File size: 5,848 Bytes

# YOLOX

Nanodet: YOLOX is an anchor-free version of YOLO, with a simpler design but better performance! It aims to bridge the gap between research and industrial communities. YOLOX is a high-performing object detector, an improvement to the existing YOLO series. YOLO series are in constant exploration of techniques to improve the object detection techniques for optimal speed and accuracy trade-off for real-time applications.

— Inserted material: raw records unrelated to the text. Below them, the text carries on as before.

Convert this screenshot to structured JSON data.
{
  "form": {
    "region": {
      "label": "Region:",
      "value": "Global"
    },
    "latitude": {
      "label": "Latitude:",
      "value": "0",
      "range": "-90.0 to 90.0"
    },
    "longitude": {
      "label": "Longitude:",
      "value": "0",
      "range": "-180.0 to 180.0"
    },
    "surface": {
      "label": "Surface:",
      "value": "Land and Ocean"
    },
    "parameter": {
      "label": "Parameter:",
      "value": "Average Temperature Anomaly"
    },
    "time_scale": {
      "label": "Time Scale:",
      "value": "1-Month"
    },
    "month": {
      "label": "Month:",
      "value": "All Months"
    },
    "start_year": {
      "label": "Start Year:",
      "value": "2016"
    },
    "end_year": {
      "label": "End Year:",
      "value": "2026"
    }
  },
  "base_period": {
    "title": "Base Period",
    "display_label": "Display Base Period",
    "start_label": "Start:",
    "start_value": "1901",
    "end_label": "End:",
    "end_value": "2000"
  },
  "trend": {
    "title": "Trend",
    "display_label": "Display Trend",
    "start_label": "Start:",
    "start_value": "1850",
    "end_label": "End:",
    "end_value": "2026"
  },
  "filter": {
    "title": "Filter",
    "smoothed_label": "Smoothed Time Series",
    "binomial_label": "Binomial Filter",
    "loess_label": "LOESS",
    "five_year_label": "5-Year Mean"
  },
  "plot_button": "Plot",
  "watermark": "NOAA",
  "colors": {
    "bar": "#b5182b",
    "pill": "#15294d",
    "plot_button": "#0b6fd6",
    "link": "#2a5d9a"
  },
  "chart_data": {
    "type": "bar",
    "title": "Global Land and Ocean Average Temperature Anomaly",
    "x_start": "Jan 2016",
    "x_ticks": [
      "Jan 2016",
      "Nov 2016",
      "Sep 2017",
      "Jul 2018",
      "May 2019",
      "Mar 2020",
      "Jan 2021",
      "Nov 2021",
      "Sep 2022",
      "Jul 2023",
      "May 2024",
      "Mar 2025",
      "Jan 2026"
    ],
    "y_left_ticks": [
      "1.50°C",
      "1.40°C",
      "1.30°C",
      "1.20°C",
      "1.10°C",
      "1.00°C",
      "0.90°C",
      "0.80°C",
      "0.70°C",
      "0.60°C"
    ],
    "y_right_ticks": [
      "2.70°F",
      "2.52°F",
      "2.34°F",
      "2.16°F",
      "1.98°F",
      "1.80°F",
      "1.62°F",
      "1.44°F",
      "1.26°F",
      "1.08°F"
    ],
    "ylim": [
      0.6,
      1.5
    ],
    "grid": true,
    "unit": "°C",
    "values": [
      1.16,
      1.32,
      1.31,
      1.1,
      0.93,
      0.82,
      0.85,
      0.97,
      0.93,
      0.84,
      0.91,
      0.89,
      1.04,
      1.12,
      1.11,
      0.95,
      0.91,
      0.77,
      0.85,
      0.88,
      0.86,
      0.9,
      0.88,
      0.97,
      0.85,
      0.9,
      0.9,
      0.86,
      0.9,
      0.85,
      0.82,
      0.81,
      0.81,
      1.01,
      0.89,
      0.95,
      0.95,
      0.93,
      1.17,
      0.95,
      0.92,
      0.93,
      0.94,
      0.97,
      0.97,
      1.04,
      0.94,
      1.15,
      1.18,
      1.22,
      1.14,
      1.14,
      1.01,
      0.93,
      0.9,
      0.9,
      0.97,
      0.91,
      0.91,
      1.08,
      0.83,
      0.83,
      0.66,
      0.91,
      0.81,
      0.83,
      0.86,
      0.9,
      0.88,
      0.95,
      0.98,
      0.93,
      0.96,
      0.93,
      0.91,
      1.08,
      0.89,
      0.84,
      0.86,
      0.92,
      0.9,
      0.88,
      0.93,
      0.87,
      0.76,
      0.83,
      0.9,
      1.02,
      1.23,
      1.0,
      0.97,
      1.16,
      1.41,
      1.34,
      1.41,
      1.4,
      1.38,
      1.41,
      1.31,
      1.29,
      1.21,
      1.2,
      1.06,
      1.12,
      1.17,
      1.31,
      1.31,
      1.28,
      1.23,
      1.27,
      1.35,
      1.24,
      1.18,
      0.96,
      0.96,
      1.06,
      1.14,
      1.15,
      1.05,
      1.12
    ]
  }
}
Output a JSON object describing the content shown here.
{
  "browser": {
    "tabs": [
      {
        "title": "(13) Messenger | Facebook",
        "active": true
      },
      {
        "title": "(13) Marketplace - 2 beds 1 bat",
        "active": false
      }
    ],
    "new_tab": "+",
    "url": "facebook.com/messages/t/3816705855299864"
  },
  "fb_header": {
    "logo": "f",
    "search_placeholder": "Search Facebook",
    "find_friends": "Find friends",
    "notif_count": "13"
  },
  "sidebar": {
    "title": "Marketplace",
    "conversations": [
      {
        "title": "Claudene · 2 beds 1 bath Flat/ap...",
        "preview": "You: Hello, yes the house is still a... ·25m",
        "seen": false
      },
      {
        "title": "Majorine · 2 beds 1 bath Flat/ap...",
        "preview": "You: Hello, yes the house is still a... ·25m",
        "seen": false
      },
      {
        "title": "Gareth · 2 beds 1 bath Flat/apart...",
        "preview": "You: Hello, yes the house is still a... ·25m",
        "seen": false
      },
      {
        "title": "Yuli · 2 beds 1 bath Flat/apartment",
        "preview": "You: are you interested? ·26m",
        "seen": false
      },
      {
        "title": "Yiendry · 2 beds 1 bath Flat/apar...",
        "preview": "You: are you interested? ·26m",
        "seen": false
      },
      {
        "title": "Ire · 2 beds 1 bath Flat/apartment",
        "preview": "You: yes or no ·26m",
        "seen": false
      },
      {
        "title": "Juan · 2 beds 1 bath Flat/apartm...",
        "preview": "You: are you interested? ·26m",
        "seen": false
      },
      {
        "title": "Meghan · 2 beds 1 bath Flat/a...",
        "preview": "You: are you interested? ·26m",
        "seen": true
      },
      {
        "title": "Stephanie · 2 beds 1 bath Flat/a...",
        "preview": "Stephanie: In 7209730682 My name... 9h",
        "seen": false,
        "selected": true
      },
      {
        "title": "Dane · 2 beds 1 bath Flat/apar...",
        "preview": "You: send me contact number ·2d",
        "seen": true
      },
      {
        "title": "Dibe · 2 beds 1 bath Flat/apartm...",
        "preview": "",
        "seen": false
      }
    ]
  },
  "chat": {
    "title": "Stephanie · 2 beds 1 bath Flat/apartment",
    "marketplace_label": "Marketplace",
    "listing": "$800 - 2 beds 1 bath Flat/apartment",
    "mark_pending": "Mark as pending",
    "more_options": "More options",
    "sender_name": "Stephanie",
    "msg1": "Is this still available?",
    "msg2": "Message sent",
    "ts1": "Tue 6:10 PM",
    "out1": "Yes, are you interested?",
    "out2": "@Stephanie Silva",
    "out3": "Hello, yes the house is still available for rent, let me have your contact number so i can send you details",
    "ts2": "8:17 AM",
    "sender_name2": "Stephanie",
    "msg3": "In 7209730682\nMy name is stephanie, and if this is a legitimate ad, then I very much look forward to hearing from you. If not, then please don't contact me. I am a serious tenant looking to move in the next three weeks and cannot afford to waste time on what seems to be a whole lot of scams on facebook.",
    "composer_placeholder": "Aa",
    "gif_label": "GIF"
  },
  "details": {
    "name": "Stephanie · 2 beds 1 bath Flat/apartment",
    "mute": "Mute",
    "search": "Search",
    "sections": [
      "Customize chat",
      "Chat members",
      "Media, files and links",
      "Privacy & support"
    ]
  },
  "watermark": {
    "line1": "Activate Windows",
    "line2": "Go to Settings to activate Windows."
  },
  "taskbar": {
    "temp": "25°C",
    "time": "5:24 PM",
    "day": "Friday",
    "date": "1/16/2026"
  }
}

Key features of the YOLOX object detector
- **Anchor-free detectors** significantly reduce the number of design parameters
- **A decoupled head for classification, regression, and localization** improves the convergence speed
- **SimOTA advanced label assignment strategy** reduces training time and avoids additional solver hyperparameters
- **Strong data augmentations like MixUp and Mosiac** to boost YOLOX performance

**Note**:
- This version of YoloX: YoloX_s
- `object_detection_yolox_2022nov_int8bq.onnx` represents the block-quantized version in int8 precision and is generated using [block_quantize.py](../../tools/quantize/block_quantize.py) with `block_size=64`.


## Demo

### Python

Run the following command to try the demo: 
```shell
# detect on camera input
python demo.py
# detect on an image
python demo.py --input /path/to/image -v
```
Note: 
- image result saved as "result.jpg"
- this model requires `opencv-python>=4.8.0`

### C++

Install latest OpenCV and CMake >= 3.24.0 to get started with:

```shell
# A typical and default installation path of OpenCV is /usr/local
cmake -B build -D OPENCV_INSTALLATION_PATH=/path/to/opencv/installation .
cmake --build build

# detect on camera input
./build/opencv_zoo_object_detection_yolox
# detect on an image
./build/opencv_zoo_object_detection_yolox -m=/path/to/model -i=/path/to/image -v
# get help messages
./build/opencv_zoo_object_detection_yolox -h
```


## Results

Here are some of the sample results that were observed using the model (**yolox_s.onnx**),

![1_res.jpg](./example_outputs/1_res.jpg)
![2_res.jpg](./example_outputs/2_res.jpg)
![3_res.jpg](./example_outputs/3_res.jpg)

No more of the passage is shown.